Once the system is installed, viewers can watch more than 140 channels through DirecTV. Vehicle owners can continue to use navigation systems or DVD players on their screens.
Safety advocates question whether the technology is just one more dangerous distraction. Already, 40 states have banned drivers from putting video screens in a place where they can see them, although there are exceptions for navigation systems.
"Drivers need to be reminded that driving is a very complex task requiring full attention," said Col. Jim Champagne of the Governors Highway Safety Association, which has said it's not encouraging use of the technology.
Watson said KVH installs a kill switch that will automatically turn off the TV in the front seat when the vehicle starts moving. Headphones also are available for viewers so the TVs are less distracting to the driver, Watson said.

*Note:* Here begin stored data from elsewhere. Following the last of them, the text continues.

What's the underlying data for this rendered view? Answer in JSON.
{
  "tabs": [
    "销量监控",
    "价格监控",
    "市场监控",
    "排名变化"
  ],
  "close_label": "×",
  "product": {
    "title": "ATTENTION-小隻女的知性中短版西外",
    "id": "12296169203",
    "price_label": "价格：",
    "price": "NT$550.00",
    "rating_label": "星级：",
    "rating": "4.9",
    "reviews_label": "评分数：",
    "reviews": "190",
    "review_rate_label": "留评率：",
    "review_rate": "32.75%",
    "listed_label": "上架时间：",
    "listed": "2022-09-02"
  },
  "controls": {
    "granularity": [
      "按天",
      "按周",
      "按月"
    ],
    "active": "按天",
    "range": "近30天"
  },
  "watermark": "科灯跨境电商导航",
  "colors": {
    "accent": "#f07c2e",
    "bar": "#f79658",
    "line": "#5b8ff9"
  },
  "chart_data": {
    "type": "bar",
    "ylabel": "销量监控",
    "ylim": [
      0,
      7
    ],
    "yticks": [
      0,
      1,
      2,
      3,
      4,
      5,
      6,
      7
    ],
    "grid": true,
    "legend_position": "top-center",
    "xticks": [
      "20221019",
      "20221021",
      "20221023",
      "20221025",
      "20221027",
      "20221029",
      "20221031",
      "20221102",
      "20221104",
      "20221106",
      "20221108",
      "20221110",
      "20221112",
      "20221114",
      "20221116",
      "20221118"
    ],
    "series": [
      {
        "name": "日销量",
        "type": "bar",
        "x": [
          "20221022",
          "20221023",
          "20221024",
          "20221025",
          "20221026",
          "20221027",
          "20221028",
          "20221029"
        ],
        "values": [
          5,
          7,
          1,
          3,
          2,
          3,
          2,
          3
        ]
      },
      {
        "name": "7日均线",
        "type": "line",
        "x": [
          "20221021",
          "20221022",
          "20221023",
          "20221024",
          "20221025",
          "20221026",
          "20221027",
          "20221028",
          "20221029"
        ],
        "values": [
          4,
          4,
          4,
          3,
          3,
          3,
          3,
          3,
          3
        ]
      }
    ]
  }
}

"We do not encourage people to have video screens operating where the driver can see them," Watson said.
Watson wouldn't say how many satellite TV systems have been installed in vehicles, and a spokeswoman for Cadillac didn't have figures immediately available. But the consulting company Frost & Sullivan has estimated that 3 million vehicles will have satellite TV by 2011.
Right now, the cost is prohibitive for many consumers. TracVision costs $2,295, and customers pay extra for DirecTV access. If they get DirecTV in their homes, installing it in their vehicles costs $4.99 a month. It's $41.99 a month if they don't get DirecTV.
So far, TracVision is most popular in Florida, Texas and California, where there are long stretches of open road. The satellites don't work as well in urban areas where tall buildings often block the signals.
Seventy-four percent of the systems have been installed in SUVs, while 9 percent are in recreational vehicles and 6 percent are in pickups, according to KVH data. Buyers say they're most likely to watch news, weather, sports and children's programs, Watson said.